Large majorities of survey respondents report often having meaningful interactions with people at the Health Outreach Bus and feel accepted for who they are. "Across the board, there is a lot of client trust with the Bus staff," said Gross, "which is really encouraging and helpful for the staff to see that, even though there are some significant needs, there is a large amount of trust and community being built at the Bus stops."
Hunger is a persistent problem across all neighborhoods visited by the Health Outreach Bus. 80% of clients report not having any or enough food before coming to the bus, with nearly one-third having not eaten at all.
"This speaks to the need for volunteers to provide a hot meal alongside the bus," said Gross. (Click here to sign up to provide meals at the Health Outreach Bus stops.)

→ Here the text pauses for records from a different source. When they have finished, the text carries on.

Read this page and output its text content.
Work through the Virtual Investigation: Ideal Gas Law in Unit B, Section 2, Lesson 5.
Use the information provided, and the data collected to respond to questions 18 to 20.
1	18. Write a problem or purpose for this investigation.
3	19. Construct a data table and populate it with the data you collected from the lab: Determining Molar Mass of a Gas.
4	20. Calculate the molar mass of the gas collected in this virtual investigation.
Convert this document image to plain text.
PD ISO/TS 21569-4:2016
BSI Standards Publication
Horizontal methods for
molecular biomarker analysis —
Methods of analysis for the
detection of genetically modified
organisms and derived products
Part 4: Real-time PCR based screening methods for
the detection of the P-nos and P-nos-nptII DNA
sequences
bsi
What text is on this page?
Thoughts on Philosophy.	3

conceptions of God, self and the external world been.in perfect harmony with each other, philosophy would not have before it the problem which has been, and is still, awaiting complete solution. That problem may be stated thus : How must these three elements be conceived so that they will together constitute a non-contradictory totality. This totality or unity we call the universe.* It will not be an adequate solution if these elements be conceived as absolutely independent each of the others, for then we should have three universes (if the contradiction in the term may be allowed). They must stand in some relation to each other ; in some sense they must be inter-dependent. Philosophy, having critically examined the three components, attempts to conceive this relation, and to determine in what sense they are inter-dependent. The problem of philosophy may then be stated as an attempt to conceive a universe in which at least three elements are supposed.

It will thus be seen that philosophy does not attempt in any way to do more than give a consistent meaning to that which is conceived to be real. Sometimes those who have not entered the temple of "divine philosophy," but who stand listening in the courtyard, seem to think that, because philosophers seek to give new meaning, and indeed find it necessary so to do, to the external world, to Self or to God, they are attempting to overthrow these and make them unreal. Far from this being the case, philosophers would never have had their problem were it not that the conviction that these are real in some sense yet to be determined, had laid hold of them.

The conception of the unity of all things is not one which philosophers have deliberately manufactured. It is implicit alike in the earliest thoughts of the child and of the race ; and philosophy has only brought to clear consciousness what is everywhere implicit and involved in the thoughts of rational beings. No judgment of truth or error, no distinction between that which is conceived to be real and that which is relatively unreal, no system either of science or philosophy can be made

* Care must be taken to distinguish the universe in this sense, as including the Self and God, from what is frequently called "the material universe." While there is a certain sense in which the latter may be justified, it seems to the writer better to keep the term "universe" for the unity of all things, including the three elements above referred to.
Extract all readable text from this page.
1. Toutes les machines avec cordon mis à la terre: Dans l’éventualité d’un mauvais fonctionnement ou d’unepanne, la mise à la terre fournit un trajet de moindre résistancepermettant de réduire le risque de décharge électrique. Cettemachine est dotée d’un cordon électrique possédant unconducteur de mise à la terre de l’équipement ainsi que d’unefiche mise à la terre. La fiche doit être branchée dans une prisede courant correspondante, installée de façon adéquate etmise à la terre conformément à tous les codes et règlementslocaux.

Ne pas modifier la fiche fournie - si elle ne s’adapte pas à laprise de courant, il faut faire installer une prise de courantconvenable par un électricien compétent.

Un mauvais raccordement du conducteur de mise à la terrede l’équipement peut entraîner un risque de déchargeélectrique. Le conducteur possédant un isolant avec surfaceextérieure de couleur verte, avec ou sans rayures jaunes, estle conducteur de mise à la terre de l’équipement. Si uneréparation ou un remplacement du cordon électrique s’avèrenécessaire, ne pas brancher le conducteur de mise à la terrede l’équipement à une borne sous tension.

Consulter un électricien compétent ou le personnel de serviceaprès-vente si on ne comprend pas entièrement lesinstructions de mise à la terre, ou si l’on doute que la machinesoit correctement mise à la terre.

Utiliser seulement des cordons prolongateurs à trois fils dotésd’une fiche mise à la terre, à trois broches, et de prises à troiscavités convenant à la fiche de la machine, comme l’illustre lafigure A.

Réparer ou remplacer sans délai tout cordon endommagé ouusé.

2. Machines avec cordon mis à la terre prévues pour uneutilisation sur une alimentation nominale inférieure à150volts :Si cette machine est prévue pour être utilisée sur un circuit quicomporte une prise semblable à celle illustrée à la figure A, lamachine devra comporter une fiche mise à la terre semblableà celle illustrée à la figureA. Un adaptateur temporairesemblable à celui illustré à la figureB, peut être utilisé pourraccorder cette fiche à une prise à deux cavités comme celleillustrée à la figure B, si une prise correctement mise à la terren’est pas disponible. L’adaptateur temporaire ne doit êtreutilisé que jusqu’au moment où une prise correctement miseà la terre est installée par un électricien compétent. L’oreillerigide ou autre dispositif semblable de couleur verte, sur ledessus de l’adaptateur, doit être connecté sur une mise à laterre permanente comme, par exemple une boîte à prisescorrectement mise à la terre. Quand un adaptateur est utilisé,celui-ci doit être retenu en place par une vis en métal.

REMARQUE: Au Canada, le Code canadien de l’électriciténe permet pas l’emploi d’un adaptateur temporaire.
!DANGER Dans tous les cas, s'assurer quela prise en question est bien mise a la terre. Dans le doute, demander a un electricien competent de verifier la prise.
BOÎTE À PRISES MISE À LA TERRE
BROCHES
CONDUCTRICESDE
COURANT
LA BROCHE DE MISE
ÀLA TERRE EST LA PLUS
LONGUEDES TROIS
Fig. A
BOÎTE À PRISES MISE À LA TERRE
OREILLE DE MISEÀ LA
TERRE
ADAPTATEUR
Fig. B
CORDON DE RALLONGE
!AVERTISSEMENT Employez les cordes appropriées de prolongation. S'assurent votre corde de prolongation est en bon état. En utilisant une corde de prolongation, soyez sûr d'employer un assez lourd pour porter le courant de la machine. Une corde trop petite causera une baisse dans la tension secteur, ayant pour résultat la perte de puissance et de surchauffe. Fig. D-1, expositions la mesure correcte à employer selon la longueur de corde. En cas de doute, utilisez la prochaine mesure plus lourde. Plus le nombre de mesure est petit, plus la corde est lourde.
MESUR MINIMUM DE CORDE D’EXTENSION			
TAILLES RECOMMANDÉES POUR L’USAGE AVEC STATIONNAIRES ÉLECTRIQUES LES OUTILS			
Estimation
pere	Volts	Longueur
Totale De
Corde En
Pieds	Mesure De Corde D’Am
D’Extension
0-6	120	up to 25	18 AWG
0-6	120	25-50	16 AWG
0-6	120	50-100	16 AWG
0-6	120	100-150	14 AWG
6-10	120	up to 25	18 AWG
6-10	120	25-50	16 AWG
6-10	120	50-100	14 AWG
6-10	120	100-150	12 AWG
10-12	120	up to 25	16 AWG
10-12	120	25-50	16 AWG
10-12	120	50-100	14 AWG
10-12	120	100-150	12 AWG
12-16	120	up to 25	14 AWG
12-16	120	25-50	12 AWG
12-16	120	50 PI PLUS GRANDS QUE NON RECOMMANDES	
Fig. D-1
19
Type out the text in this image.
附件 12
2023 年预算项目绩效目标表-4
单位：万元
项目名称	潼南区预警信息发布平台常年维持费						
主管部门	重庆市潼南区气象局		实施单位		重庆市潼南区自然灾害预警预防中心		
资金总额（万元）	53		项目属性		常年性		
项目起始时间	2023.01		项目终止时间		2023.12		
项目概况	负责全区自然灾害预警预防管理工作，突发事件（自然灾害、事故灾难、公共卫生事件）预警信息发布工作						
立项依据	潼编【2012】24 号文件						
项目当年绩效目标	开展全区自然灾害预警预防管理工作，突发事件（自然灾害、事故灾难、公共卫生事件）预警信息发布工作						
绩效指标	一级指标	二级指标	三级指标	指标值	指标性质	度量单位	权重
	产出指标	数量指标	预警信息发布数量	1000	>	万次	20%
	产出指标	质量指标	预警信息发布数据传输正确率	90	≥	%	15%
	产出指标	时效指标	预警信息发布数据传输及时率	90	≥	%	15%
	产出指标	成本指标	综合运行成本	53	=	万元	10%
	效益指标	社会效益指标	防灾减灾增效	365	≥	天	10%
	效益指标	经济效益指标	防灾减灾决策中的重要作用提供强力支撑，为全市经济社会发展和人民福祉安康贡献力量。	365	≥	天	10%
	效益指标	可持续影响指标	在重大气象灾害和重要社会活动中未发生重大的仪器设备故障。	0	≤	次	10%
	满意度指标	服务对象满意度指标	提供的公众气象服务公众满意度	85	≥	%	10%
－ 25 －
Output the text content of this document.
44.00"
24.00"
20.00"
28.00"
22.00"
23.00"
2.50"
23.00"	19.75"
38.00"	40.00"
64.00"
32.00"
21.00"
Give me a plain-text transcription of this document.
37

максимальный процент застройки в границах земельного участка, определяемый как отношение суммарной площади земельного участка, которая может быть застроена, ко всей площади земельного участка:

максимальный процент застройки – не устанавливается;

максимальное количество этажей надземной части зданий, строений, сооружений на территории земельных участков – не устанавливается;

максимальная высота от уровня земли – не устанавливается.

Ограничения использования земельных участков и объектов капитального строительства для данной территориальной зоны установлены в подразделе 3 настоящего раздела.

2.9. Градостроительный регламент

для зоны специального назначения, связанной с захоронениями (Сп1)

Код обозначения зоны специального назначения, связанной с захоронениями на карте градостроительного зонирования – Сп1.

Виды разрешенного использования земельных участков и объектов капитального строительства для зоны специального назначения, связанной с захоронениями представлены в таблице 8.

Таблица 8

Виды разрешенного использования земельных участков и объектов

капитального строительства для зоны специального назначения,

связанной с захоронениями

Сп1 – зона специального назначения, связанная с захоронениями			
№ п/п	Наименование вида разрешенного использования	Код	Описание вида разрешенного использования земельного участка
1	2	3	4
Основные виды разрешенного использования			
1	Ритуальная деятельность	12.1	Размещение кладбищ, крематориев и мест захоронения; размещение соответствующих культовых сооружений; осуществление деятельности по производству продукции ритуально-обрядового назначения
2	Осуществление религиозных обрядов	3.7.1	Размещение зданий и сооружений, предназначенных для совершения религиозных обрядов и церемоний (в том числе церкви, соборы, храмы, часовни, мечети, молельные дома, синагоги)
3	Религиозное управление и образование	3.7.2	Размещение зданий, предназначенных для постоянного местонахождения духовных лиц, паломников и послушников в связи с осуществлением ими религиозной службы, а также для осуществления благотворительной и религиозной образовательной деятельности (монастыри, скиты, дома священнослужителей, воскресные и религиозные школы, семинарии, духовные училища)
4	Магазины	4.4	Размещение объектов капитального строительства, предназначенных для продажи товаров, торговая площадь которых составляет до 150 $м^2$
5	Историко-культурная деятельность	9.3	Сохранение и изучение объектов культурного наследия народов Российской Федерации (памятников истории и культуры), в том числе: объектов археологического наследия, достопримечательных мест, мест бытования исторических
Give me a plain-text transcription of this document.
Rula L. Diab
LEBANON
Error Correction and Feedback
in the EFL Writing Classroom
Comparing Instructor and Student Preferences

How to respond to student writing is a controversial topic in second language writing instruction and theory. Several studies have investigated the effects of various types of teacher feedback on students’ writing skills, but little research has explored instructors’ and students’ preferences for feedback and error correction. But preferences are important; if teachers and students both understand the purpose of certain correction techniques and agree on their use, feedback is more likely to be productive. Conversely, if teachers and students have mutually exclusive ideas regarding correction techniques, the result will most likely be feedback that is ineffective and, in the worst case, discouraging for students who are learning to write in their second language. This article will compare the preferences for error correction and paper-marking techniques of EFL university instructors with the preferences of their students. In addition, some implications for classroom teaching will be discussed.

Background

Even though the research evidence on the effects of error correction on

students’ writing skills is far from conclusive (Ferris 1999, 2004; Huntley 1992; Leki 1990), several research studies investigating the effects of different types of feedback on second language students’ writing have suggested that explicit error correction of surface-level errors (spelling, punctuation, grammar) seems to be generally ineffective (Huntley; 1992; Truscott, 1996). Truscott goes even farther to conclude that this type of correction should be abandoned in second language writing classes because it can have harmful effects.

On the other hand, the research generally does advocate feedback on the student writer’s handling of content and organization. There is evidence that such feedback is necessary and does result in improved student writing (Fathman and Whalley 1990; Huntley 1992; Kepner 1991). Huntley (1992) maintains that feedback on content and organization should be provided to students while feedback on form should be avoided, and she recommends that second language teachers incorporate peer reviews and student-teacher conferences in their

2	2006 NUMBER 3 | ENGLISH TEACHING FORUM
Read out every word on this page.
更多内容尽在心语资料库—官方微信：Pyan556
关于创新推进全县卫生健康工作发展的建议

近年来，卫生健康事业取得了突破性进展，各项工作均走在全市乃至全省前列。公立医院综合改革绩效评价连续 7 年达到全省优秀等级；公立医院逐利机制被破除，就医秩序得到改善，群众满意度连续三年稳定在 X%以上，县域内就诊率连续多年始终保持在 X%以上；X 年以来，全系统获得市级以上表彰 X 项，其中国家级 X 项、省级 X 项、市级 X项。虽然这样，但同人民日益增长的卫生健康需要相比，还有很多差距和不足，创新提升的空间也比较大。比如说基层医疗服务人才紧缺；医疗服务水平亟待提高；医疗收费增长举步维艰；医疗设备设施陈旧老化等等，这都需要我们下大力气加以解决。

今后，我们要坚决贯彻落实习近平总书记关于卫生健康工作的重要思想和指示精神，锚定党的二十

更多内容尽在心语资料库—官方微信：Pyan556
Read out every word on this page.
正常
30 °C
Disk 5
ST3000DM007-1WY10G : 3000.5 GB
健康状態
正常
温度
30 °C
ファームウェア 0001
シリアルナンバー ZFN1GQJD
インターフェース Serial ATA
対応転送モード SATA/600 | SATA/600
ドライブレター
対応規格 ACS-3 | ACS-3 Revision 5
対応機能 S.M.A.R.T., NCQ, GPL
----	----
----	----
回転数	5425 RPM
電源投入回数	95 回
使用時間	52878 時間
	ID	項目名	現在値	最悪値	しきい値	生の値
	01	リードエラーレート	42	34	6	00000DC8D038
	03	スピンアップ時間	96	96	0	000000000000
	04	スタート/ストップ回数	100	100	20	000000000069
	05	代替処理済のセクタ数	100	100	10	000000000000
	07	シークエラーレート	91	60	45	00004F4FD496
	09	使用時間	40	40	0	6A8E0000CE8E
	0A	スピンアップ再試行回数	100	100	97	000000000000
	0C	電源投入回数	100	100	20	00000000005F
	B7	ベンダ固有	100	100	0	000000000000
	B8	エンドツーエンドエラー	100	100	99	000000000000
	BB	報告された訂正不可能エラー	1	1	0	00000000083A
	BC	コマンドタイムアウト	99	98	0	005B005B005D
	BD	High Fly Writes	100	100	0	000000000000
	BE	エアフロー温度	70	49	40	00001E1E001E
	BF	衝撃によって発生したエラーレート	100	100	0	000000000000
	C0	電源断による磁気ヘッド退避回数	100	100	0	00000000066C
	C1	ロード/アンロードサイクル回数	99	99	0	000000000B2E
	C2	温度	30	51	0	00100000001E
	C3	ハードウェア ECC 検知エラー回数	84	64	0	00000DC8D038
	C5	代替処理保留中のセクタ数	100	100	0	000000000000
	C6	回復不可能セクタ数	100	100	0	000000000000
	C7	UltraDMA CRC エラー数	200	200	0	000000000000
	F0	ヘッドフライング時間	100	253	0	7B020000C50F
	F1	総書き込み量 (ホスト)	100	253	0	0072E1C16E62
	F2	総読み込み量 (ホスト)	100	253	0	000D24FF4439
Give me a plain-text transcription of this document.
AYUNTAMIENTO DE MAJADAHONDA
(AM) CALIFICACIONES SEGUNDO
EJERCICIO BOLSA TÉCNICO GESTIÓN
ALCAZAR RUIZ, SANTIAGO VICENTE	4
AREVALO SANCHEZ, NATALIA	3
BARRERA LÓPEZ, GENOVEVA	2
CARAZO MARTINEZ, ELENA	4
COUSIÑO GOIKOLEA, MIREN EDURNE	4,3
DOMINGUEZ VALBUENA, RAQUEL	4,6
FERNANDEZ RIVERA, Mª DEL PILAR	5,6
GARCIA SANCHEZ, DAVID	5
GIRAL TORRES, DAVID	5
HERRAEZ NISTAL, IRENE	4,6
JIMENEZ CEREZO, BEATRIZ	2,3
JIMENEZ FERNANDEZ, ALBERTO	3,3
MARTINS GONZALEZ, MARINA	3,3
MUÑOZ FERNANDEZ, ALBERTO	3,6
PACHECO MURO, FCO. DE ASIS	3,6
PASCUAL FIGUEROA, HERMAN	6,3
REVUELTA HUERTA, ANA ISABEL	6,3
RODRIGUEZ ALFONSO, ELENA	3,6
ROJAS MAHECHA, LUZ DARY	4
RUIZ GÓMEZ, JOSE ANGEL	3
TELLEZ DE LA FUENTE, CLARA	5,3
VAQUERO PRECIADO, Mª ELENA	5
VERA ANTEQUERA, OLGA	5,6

Communities of Highest Need
Survey results from the Health Outreach Bus stops in Pilsen and at 10 S. Kedzie in East Garfield Park underscore the need for The Night Ministry's services in those neighborhoods.
"The results In Pilsen reinforce what we've seen year over year, that there is a large population of folks who visit the Bus in that neighborhood who are literally homeless, living on the streets or living in shelters," Gross said.
Clients in Pilsen are also significantly more likely to not have health insurance and are more likely to use the Bus as their primary source of health care.
At 10 S. Kedzie, where clients are far more likely to be experiencing homelessness than other stops, health services are also critical.
"A lot of the folks said that they go to the emergency room for their primary source of health care," Gross said. "That, along with high rates of substance use and hepatitis C infection, speaks to the need of bringing the Bus there."